The contemporary world, Inside Men suggests, has little room for this ruggedness and its accompanying danger -- there isn't much of the fronteirsman less in the meek get-along middle manager that John starts out as.  Through crime, however, he returns to a more simple world, one without the tolerant ambiguity of human resources, and one that allows for this uncomplicated masculine persona.

(I'm not sure how accurate a social prognosis this is.  Masculinity is still glorified in our culture, especially its most violent and predatory manifestations.  Arguably antihero-driven shows like Inside Men feed into this obsession and the constant cultural demand for a more masculine society, usually expressed in laments about feminization by sidewalk-droppings such as Adam Carolla.  While these shows go to great extent to show the negative sides of their protagonists, their rejection of order in favour of action always seems to be supported by a troubling section of fans who will loudly support the masculine violence of John/Walter White/Don Draper/Vic Mackey/Tony Soprano/and so on and so forth.)

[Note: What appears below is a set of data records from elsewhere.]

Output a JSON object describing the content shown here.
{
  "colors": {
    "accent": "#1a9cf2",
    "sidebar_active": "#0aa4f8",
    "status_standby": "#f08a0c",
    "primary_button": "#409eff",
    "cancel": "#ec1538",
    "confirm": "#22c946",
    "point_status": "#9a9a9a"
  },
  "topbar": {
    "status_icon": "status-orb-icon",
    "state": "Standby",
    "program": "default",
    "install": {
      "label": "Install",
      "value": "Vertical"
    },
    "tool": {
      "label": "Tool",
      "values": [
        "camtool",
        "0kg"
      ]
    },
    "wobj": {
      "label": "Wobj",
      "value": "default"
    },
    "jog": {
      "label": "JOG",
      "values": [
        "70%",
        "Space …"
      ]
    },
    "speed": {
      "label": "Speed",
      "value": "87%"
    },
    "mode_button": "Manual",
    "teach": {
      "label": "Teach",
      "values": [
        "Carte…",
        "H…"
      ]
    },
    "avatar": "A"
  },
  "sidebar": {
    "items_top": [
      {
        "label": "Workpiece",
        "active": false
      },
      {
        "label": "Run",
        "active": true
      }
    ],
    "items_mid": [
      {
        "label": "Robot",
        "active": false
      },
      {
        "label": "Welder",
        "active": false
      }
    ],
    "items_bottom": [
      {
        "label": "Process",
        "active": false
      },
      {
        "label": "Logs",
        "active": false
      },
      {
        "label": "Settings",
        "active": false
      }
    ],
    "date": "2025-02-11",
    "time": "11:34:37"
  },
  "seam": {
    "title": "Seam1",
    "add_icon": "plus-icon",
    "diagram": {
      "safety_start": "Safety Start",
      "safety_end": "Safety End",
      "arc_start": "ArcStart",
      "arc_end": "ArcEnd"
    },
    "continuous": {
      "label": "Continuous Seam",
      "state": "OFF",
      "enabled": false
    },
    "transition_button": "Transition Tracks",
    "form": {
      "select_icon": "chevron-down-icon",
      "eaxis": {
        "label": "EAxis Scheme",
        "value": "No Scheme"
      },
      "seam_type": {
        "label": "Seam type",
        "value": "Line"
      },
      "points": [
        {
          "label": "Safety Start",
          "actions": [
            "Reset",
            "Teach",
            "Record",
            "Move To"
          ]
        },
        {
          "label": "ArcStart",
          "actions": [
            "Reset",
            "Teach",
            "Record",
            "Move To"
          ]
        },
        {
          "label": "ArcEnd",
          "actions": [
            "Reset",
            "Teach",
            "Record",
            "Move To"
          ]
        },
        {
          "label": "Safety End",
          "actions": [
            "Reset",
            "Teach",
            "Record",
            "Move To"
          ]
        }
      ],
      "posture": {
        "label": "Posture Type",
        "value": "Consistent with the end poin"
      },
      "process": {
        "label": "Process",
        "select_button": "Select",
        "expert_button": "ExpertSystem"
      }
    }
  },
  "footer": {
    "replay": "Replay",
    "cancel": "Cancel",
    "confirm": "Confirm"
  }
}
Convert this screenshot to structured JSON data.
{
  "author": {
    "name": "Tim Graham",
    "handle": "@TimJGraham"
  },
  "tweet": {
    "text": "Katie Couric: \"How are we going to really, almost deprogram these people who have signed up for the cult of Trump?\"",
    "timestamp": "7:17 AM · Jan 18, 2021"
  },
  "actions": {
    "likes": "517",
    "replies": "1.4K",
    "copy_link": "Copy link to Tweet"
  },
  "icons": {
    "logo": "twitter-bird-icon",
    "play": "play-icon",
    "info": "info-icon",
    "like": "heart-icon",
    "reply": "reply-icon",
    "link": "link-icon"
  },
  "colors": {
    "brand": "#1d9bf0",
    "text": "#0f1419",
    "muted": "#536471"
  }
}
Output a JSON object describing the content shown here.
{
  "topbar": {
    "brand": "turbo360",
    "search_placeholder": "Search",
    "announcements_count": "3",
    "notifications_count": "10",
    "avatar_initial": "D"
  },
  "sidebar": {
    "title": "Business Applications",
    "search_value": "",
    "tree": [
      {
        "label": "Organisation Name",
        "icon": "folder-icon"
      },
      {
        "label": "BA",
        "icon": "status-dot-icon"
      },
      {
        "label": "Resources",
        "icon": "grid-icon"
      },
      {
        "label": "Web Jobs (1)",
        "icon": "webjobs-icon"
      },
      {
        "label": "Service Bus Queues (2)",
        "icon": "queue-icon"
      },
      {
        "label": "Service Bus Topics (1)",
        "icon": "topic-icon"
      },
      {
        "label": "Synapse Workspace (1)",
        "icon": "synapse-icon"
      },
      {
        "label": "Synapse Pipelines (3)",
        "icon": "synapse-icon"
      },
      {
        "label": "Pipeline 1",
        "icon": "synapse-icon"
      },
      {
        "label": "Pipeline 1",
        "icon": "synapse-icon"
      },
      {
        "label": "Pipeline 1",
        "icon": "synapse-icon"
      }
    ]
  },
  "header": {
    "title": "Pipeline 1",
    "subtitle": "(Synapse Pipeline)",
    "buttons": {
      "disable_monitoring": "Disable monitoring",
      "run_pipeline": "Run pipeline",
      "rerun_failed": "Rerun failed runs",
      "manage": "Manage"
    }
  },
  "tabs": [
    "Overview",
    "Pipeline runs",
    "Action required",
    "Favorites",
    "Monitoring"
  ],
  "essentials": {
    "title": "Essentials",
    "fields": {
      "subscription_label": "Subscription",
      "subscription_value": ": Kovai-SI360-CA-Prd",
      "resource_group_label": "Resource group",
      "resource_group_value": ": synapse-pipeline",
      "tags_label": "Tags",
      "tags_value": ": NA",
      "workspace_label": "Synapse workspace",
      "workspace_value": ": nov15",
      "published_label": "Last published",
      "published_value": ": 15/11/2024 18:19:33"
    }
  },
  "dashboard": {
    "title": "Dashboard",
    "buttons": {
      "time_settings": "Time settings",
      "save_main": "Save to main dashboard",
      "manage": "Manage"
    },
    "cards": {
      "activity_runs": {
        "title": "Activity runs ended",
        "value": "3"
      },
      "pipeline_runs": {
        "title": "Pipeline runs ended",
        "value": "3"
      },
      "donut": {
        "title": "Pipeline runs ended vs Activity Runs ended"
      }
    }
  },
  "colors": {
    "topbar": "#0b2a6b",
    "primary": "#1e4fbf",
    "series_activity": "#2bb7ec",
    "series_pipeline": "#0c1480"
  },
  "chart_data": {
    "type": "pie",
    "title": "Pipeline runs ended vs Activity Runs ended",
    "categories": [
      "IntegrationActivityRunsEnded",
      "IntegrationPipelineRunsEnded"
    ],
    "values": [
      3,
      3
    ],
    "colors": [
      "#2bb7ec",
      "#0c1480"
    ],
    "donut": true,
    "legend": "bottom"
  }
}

There have been a lot of comparisons between Inside Men and Breaking Bad (well, not a lot, as not a lot of people have seen the former.  But among those who have, there are comparisons).  And there's a definite connection, with the scene in this episode where Chris watches his mother choke to death instead of helping her seeming like a deliberate recreation of a similar scene from Breaking Bad's second-season finale.  A larger part of this is just a continuation of the antihero figure that's become so prevalent in "quality" dramas.

But there's an important difference between Walter and John.  Walter White certainly isn't doing everything for his family, as much as he will say that to anyone who will listen.  But he's doing it for a purpose, an ideology -- the code of masculine ideology that he's always subscribed to, albeit usually less ferverently.  Crime is a means to an end, just not the end he claims.  But for John, crime quickly becomes the end itself -- it's the act of subverting the rules that he lives for.  (This possibly helps justify the series' ending.)  He doesn't need the money, nor does he have any grand plans to spend it.  He just wants to become a criminal.

And this is, perhaps, what Inside Men finally suggests about security.  The very objects which seem to make us secure, seemingly stable and eternal things ranging from the financial system to gender, in fact create their own kind of danger.  Viewed from this angle, the eventual failure of the heist becomes clear.  The elements of stability that John relies on, from the carefully designed plan to the racial and class priveledge that he assumes will eliminate him as a suspect, can in themselves throw things into chaos.  It's a counter-intuitive message, but one that seems increasingly applicable to the times we live in.